UPDATE: Feb. 10, 2021: This story has been updated with the latest information on Conagra Brands' branding and packaging review of Mrs. Butterworth's.
Dive Brief:
- The pancake, syrup and breakfast brand formerly known as Aunt Jemima will be rebranded as Pearl Milling Company, PepsiCo announced Tuesday. The former Pearl Milling Company, located in St. Joseph, Missouri, invented the self-rising pancake mix and branded it as Aunt Jemima in 1889.
- The packaging will look largely the same. But instead of a picture of a Black woman, the label will now feature a drawing of an old-fashioned mill on the banks of a river. The new packages are expected to reach shelves in June.
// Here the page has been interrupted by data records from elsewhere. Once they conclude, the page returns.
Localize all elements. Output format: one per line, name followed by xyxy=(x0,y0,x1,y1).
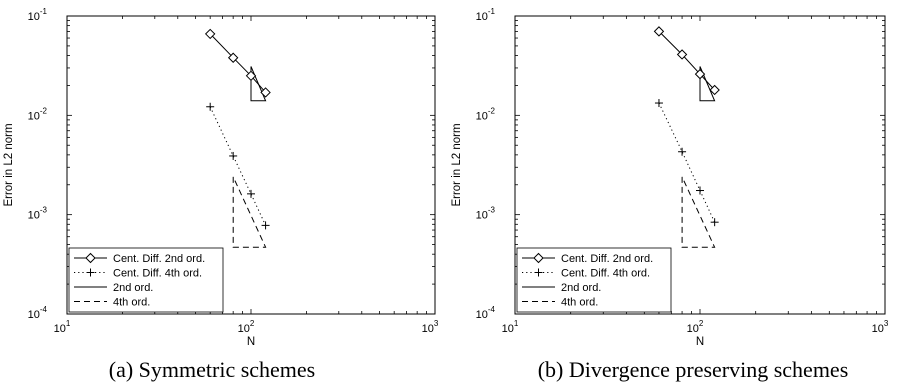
x-tick-label: 102 xyxy=(238,319,255,335)
data-point xyxy=(654,99,663,108)
legend-marker xyxy=(85,252,96,264)
legend-label: 4th ord. xyxy=(561,297,598,309)
legend: Cent. Diff. 2nd ord. Cent. Diff. 4th ord.… xyxy=(68,247,224,313)
data-point xyxy=(694,68,706,80)
y-tick-label: 10-3 xyxy=(28,206,48,222)
y-tick-label: 10-2 xyxy=(28,106,48,122)
data-point xyxy=(696,186,704,195)
legend-label: 4th ord. xyxy=(113,297,150,309)
reference-triangle-1 xyxy=(699,66,716,102)
x-tick-label: 101 xyxy=(54,319,71,335)
series-line-2 xyxy=(658,102,716,223)
data-point xyxy=(710,218,719,227)
data-point xyxy=(676,49,688,60)
y-tick-label: 10-1 xyxy=(28,7,48,23)
legend-marker xyxy=(533,252,544,264)
data-point xyxy=(678,147,687,156)
legend-marker xyxy=(534,268,543,277)
legend-label: 2nd ord. xyxy=(561,282,601,294)
x-tick-label: 101 xyxy=(502,319,519,335)
x-tick-label: 103 xyxy=(422,319,439,335)
legend: Cent. Diff. 2nd ord. Cent. Diff. 4th ord.… xyxy=(516,247,672,313)
data-point xyxy=(260,87,271,98)
x-tick-label: 103 xyxy=(872,319,889,335)
chart-panel-2: 101 102 103 10-4 10-3 10-2 10-1 N Error in L2 no… xyxy=(451,7,889,382)
y-tick-label: 10-3 xyxy=(476,206,496,222)
data-point xyxy=(247,189,255,198)
reference-triangle-2 xyxy=(232,176,267,248)
series-line-2 xyxy=(209,106,267,226)
data-point xyxy=(227,52,239,63)
legend-label: Cent. Diff. 2nd ord. xyxy=(561,253,653,265)
y-axis-label: Error in L2 norm xyxy=(3,123,15,206)
reference-triangle-2 xyxy=(681,176,716,248)
y-axis-label: Error in L2 norm xyxy=(451,123,463,206)
chart-panel-1: 101 102 103 10-4 10-3 10-2 10-1 N Error in L2 no… xyxy=(3,7,439,382)
data-point xyxy=(245,70,257,82)
legend-marker xyxy=(86,268,95,277)
series-line-1 xyxy=(658,31,715,91)
y-tick-label: 10-1 xyxy=(476,7,496,23)
x-axis-label: N xyxy=(696,336,704,348)
panel-caption: (b) Divergence preserving schemes xyxy=(538,357,849,382)
x-axis-label: N xyxy=(247,336,255,348)
legend-label: Cent. Diff. 4th ord. xyxy=(561,268,650,280)
data-point xyxy=(709,84,720,96)
data-point xyxy=(206,102,215,111)
data-point xyxy=(229,151,238,160)
data-point xyxy=(204,28,216,40)
y-tick-label: 10-4 xyxy=(476,305,496,321)
legend-label: Cent. Diff. 4th ord. xyxy=(113,268,202,280)
data-point xyxy=(653,26,665,37)
y-tick-label: 10-2 xyxy=(476,106,496,122)
y-tick-label: 10-4 xyxy=(28,305,48,321)
series-line-1 xyxy=(209,33,266,93)
legend-label: Cent. Diff. 2nd ord. xyxy=(113,253,205,265)
x-tick-label: 102 xyxy=(687,319,704,335)
data-point xyxy=(261,221,270,230)
legend-label: 2nd ord. xyxy=(113,282,153,294)
panel-caption: (a) Symmetric schemes xyxy=(109,357,316,382)
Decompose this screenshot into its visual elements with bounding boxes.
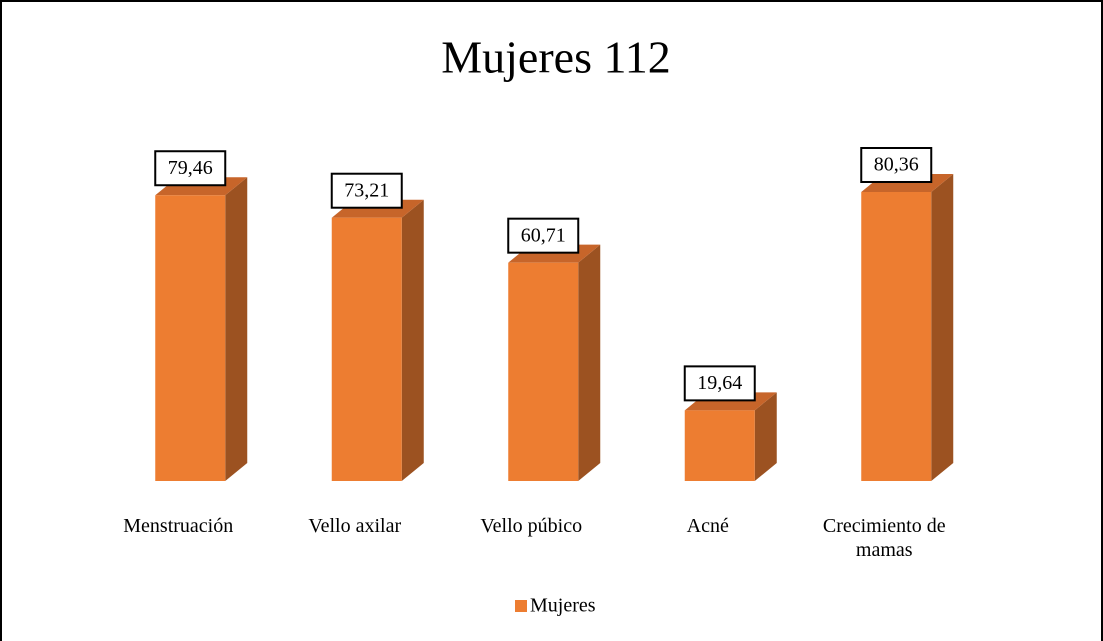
bar	[508, 262, 579, 481]
legend-swatch	[515, 600, 527, 612]
data-label: 60,71	[521, 224, 566, 246]
x-tick-label: Vello axilar	[308, 515, 402, 537]
bar-side	[225, 177, 248, 481]
bar	[331, 217, 402, 481]
bar-side	[754, 392, 777, 481]
bar	[861, 192, 932, 481]
data-label: 19,64	[697, 372, 742, 394]
data-label-box	[507, 217, 580, 254]
data-label-box	[154, 150, 227, 187]
chart-title: Mujeres 112	[441, 32, 671, 83]
data-label-box	[683, 365, 756, 402]
bar	[684, 410, 755, 481]
data-label-box	[330, 172, 403, 209]
bar	[155, 195, 226, 481]
data-label: 80,36	[874, 154, 919, 176]
bar-side	[578, 244, 601, 481]
x-tick-label: Vello púbico	[480, 515, 583, 537]
data-label-box	[860, 147, 933, 183]
x-tick-label: Menstruación	[123, 515, 234, 537]
x-tick-label: Crecimiento de mamas	[822, 515, 946, 561]
legend-label: Mujeres	[530, 595, 596, 617]
data-label: 73,21	[344, 179, 389, 201]
bar-side	[401, 199, 424, 481]
data-label: 79,46	[168, 157, 213, 179]
bar-side	[931, 174, 954, 481]
x-tick-label: Acné	[686, 515, 729, 537]
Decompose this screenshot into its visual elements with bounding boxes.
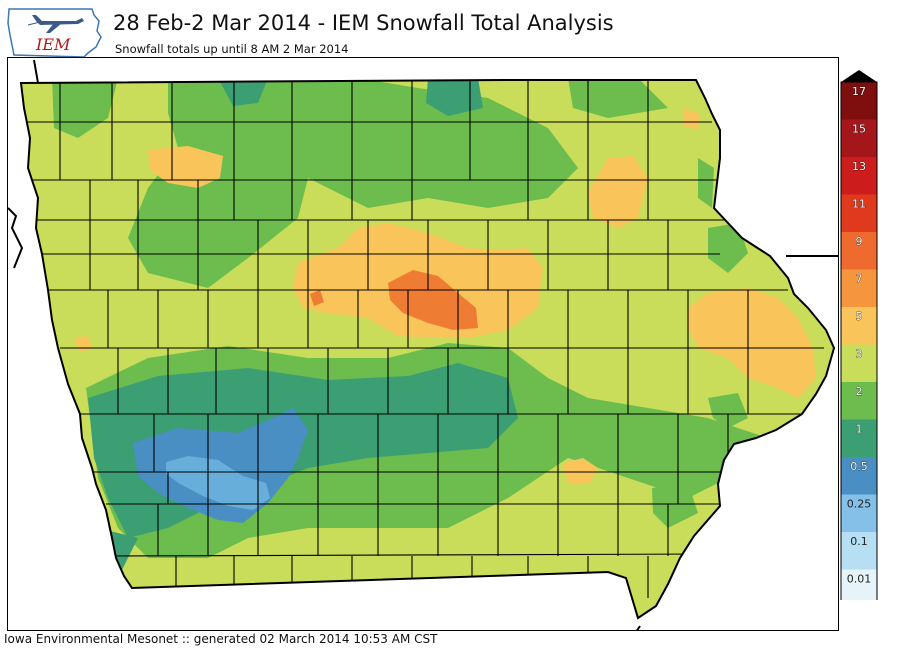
snowfall-colorbar: 17 15 13 11 9 7 5 3 2 1 0.5 0.25 0.1 0.01: [840, 70, 878, 600]
colorbar-tick-label: 0.1: [850, 535, 868, 548]
colorbar-swatch: [841, 194, 877, 232]
colorbar-swatch: [841, 344, 877, 382]
footer-credit: Iowa Environmental Mesonet :: generated …: [4, 632, 438, 646]
colorbar-swatch: [841, 569, 877, 600]
neighbor-state-lines: [8, 59, 838, 630]
colorbar-tick-label: 3: [856, 348, 863, 361]
iem-logo-icon: IEM: [7, 8, 102, 58]
colorbar-swatch: [841, 119, 877, 157]
colorbar-tick-label: 0.5: [850, 460, 868, 473]
colorbar-tick-label: 0.25: [847, 498, 872, 511]
logo-text: IEM: [35, 35, 71, 54]
colorbar-tick-label: 0.01: [847, 573, 872, 586]
colorbar-swatch: [841, 307, 877, 345]
colorbar-outline: [840, 81, 878, 600]
colorbar-tick-label: 7: [856, 273, 863, 286]
airplane-icon: [27, 15, 84, 33]
colorbar-swatch: [841, 494, 877, 532]
colorbar-swatch: [841, 532, 877, 570]
colorbar-swatch: [841, 269, 877, 307]
snow-region-7-9: [310, 270, 478, 330]
page-subtitle: Snowfall totals up until 8 AM 2 Mar 2014: [115, 42, 349, 56]
colorbar-tick-label: 15: [852, 123, 866, 136]
snow-region-lt-0.5: [166, 456, 270, 510]
iem-logo: IEM: [6, 5, 104, 61]
colorbar-tick-label: 11: [852, 198, 866, 211]
colorbar-swatch: [841, 419, 877, 457]
colorbar-tick-label: 13: [852, 160, 866, 173]
colorbar-swatch: [841, 382, 877, 420]
colorbar-tick-label: 17: [852, 85, 866, 98]
map-frame: [7, 57, 839, 631]
colorbar-tick-label: 5: [856, 310, 863, 323]
colorbar-tick-label: 9: [856, 235, 863, 248]
colorbar-top-arrow: [841, 70, 877, 82]
colorbar-swatch: [841, 232, 877, 270]
snowfall-map: [8, 59, 838, 630]
page-title: 28 Feb-2 Mar 2014 - IEM Snowfall Total A…: [113, 11, 614, 35]
colorbar-swatch: [841, 457, 877, 495]
colorbar-tick-label: 2: [856, 385, 863, 398]
county-lines: [24, 80, 824, 598]
colorbar-swatch: [841, 157, 877, 195]
colorbar-tick-label: 1: [856, 423, 863, 436]
colorbar-swatch: [841, 82, 877, 120]
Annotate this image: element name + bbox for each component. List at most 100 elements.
- PepsiCo started the food business' reckoning with racial stereotypes last June, when the company announced it would change the 131-year-old Aunt Jemima brand name. Less than a day later, the corporate owners of Uncle Ben's, Cream of Wheat and Mrs. Butterworth all announced they would be reviewing and potentially changing their branding to be racially sensitive.
Dive Insight:
Although the Aunt Jemima brand has been known for more than a century — and even portrayed by Black women at expositions, on radio shows and at a namesake restaurant at Disneyland — it was far from historically accurate. The idea for the Aunt Jemima character was originally taken from a minstrel show. An elaborate backstory was then invented about how Aunt Jemima, a former house slave on a Southern plantation, developed a recipe for pancakes that was so good a milling company paid her in gold for it.
Renaming the brand Pearl Milling Company introduces some real history. According to a 2013 story in Lancaster Farming, entrepreneurs Chris Rutt and Charles Underwood bought the bankrupt Pearl Milling Company in the late 19th century. They wanted to create a product that used the mill and its strategic location. Rutt is credited with inventing the original pancake mix recipe, which included wheat flour, corn flour, salt and leaveners. He also came up with the idea of the Aunt Jemima branding.
Rutt and Underwood later sold the recipe to R.T. Davis Milling Company, which hired Nancy Green to portray Aunt Jemima at the 1893 World's Columbian Exhibition in Chicago. The combination of easy-to-make pancakes and Green's Aunt Jemima character helped establish the brand. R.T. Davis Milling eventually changed its name to Aunt Jemima Mills and was purchased by Quaker Oats in 1925. PepsiCo acquired Quaker Oats in 2000.
While Aunt Jemima was the first brand to announce it was being retired because of racial stereotypes, it is among the last to roll out a rebrand. The first to announce a revamp was Mars' Uncle Ben's, which was rebranded as Ben's Original in September. B&G Foods said it would remove the image of a Black chef from its Cream of Wheat packaging. A week later, Dreyer's Grand Ice Cream announced its Eskimo Pie rebrand to Edy's Pie, named after Joseph Edy, one of the company's founders. Conagra Brands is still working on its branding and packaging review of Mrs. Butterworth's, the company said in an email on Wednesday.
When PepsiCo announced it was rebranding Aunt Jemima, the company said it would work with consumers, employees, cultural and subject matter experts and other partners to get input on how to rebrand in an inclusive way. Pearl Milling Company has no racial overtones and it enables PepsiCo to build an authentic story around the brand.
With its announcement of the Pearl Milling Company branding, PepsiCo said it is committing $1 million in grants for nonprofit organizations to empower and uplift Black girls and women.